Luis Fernando Granados

Luis Fernando Granados

Profesor del Doctorado en Historia y Estudios Regionales y de la Maestría en Ciencas Sociales del Instituto de Investigaciones Histórico-Sociales, Universidad Veracruzana

lugranados@uv.mx

Fighting (over) Tenochtitlan: Fact, myth, and meaning of a proverbial battle

Abstract:

It’s not easy to read Cortés. He’s indeed Mesoamerica’s Caesar—Keegan’s Caesar, though. That is, he’s not a historian, not even a chronicler. He’s rather a self-aggrandizing politician. Thus he tells an implausible story about the battle for Tenochtitlan-Tlatelolco in 1521—a fantasy, really. It’s not just that his “allies” were in fact the campaign’s driving force; it’s that the city’s destruction was a rhetorical requirement. A new Spain required a clean slate, just as Carthage needed to be razed for Rome to emerge. That’s what he offered; that’s what until recently has been accepted as history. Reading Cortés against the grain could help us to think about the “Conquest” differently—about the “Conquest” of Tenochtitlan-Tlatelolco but also about the “Conquest” of New Spain-Mexico as a whole.
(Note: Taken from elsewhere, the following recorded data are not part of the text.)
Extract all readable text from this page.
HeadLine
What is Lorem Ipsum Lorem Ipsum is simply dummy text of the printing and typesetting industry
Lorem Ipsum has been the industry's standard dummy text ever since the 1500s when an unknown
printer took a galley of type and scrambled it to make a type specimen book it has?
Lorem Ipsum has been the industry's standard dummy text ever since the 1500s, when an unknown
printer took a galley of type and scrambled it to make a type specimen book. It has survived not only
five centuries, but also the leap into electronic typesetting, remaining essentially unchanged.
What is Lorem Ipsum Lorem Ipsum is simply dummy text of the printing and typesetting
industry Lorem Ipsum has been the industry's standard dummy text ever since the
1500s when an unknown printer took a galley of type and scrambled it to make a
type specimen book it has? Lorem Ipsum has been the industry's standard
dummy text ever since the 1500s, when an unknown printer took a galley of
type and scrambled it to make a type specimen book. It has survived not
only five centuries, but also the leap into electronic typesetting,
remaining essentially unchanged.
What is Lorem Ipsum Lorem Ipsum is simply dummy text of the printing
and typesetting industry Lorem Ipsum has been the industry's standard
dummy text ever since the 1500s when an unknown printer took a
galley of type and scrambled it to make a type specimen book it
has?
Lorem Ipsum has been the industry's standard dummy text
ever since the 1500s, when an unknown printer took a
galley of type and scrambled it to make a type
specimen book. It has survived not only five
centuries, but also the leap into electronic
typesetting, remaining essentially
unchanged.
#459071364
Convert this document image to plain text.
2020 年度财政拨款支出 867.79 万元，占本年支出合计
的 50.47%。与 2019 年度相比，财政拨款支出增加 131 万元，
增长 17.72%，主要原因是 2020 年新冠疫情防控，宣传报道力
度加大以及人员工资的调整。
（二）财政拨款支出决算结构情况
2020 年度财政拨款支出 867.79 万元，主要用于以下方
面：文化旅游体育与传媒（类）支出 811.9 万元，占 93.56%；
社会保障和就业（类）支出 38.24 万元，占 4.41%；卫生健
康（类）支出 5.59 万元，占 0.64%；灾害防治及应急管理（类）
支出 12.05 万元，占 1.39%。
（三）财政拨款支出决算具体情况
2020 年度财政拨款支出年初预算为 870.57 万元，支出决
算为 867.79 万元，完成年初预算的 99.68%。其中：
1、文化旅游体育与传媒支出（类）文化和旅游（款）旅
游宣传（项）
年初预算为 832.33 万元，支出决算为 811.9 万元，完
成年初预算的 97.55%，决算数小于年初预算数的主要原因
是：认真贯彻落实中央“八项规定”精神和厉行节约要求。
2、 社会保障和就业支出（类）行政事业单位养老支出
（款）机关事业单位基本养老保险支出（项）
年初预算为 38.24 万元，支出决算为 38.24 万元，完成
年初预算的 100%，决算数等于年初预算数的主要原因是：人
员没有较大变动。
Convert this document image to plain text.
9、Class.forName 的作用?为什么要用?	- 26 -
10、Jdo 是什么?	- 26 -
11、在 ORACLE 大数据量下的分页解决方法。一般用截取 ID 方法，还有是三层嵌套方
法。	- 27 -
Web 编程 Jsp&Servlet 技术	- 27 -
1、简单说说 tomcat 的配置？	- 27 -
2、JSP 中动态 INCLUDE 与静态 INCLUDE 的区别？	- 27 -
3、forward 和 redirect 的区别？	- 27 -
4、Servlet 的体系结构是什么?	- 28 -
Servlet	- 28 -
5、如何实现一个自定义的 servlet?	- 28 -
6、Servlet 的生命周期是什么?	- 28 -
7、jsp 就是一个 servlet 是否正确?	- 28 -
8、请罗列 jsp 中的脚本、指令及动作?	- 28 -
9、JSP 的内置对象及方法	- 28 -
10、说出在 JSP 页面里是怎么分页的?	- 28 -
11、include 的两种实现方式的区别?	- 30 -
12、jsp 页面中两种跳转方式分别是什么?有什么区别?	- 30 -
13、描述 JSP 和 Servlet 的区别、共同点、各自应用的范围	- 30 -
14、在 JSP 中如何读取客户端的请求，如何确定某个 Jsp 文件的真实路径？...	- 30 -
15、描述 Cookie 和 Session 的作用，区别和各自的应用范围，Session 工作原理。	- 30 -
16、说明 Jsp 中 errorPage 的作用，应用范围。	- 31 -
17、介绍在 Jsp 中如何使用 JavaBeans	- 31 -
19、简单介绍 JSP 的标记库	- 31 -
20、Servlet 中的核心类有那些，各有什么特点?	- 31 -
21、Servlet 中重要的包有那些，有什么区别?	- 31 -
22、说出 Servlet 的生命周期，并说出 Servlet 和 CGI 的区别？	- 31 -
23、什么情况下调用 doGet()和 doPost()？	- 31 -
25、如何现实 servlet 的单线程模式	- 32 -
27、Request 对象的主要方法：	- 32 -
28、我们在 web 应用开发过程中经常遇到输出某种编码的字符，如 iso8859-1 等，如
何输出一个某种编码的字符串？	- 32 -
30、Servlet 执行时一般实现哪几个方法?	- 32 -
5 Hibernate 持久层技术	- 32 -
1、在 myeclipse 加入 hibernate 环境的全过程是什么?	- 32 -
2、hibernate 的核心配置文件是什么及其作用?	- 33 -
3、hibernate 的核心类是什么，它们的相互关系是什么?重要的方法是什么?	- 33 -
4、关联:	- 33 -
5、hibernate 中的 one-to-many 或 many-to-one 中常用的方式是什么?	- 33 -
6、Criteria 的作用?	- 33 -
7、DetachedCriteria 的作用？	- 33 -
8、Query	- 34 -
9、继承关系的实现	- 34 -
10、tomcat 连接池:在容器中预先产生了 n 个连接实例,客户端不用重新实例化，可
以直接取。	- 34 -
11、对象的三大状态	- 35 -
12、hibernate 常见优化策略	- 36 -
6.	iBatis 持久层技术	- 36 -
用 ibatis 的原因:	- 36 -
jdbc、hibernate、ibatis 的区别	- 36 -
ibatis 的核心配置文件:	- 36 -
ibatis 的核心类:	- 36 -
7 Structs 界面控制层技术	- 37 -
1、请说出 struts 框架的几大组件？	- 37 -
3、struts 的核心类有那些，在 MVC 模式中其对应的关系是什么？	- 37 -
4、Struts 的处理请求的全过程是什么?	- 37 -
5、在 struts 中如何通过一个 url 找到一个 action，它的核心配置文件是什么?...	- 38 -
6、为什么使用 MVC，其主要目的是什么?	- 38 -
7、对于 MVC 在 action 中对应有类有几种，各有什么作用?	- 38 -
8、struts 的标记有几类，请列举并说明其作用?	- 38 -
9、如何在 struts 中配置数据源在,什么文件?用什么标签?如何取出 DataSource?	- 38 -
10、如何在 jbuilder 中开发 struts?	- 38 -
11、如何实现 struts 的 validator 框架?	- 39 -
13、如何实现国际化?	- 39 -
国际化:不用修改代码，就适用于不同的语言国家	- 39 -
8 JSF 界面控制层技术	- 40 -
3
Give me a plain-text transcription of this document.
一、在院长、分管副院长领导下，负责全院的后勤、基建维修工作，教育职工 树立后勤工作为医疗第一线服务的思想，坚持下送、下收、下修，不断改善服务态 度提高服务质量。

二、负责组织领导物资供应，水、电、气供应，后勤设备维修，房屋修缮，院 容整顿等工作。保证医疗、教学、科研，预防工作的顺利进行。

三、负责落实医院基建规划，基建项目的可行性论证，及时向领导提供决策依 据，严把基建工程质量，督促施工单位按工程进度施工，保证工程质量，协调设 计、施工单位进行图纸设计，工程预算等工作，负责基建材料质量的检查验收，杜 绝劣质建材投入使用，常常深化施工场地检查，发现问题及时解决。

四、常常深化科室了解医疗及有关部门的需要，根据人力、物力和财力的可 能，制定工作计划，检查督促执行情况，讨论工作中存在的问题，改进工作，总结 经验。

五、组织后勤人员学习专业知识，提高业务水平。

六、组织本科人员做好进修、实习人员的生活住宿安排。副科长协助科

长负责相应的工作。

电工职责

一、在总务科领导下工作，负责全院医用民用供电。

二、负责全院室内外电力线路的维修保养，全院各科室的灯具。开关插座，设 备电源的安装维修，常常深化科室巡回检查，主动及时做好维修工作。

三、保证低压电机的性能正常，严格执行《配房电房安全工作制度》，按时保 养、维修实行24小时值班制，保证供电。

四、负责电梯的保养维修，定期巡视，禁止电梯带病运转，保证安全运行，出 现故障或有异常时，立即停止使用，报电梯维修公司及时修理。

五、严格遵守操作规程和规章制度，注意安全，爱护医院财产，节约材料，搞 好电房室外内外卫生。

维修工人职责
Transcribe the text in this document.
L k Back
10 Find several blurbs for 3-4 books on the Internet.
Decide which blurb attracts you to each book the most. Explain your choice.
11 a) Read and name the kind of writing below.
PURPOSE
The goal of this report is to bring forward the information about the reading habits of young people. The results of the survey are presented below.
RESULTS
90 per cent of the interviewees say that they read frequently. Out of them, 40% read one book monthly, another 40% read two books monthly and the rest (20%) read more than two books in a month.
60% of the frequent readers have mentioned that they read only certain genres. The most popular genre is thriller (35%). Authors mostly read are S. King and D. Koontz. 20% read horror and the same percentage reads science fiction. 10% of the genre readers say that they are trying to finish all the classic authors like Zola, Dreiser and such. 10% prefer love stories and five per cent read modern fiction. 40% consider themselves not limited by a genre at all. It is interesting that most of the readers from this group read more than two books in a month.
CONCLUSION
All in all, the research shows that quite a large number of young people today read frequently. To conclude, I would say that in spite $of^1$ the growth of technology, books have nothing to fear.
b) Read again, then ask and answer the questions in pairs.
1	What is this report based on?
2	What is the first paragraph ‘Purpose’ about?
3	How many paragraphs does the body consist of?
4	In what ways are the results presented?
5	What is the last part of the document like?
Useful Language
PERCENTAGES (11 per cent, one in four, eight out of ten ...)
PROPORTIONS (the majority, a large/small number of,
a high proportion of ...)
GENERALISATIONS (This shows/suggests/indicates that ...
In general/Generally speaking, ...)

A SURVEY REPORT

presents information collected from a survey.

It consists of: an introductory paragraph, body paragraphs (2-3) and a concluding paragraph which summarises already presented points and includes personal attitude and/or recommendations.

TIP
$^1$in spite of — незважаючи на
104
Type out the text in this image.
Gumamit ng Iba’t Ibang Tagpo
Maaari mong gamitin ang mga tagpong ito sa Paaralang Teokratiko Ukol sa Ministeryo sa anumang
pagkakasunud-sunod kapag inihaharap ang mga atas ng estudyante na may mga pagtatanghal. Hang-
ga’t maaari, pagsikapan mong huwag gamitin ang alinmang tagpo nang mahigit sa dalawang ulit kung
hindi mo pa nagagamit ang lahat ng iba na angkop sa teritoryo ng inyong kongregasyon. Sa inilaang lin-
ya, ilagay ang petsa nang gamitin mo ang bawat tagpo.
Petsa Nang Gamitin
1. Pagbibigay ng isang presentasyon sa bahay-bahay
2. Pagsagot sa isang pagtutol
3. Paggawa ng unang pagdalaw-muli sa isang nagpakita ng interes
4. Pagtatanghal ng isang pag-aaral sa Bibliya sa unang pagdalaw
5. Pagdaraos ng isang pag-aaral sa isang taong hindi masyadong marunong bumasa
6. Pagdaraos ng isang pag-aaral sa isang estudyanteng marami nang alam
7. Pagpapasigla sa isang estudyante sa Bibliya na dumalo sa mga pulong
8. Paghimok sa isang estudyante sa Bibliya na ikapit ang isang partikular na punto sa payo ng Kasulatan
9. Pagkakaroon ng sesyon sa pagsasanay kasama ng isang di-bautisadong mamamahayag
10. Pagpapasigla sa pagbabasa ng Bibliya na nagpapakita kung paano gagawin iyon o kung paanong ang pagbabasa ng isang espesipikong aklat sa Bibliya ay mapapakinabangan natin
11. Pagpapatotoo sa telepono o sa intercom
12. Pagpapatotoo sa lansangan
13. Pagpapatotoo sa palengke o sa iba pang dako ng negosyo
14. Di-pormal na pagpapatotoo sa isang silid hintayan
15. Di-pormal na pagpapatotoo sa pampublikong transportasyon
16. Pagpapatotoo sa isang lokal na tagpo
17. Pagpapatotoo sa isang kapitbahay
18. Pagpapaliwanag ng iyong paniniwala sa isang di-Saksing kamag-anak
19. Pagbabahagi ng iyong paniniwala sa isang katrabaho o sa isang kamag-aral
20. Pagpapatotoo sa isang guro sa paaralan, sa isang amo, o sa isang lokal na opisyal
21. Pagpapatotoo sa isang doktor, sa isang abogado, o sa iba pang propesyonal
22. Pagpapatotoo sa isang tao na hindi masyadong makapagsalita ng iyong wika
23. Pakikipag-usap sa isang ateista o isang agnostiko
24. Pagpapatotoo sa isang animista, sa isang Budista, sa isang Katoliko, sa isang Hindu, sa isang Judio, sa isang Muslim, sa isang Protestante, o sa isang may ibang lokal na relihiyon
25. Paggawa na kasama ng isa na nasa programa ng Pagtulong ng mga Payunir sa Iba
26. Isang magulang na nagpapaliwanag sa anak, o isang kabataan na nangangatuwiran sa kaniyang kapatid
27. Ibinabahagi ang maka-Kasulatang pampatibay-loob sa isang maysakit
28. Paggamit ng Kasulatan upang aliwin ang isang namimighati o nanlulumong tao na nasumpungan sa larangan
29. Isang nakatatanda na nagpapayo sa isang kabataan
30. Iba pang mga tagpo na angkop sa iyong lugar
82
Luis Fernando Granados teaches history at the Universidad Veracruzana in Xalapa, Mexico. He received his PhD from Georgetown University in 2008, with a dissertation on “Cosmopolitan Indians and Mesoamerican Barrios in Bourbon Mexico City: Tribute, Community, Family, and Work in 1800.” He is the author of two books: Sueñan las piedras: Alzamiento ocurrido en la ciudad de México, 14, 15 y 16 de septiembre, 1847 (Ediciones Era), published in 2003, and En el espejo haitiano: Los indios del Bajío y el colapso del orden colonial en América Latina (Ediciones Era), published in 2016.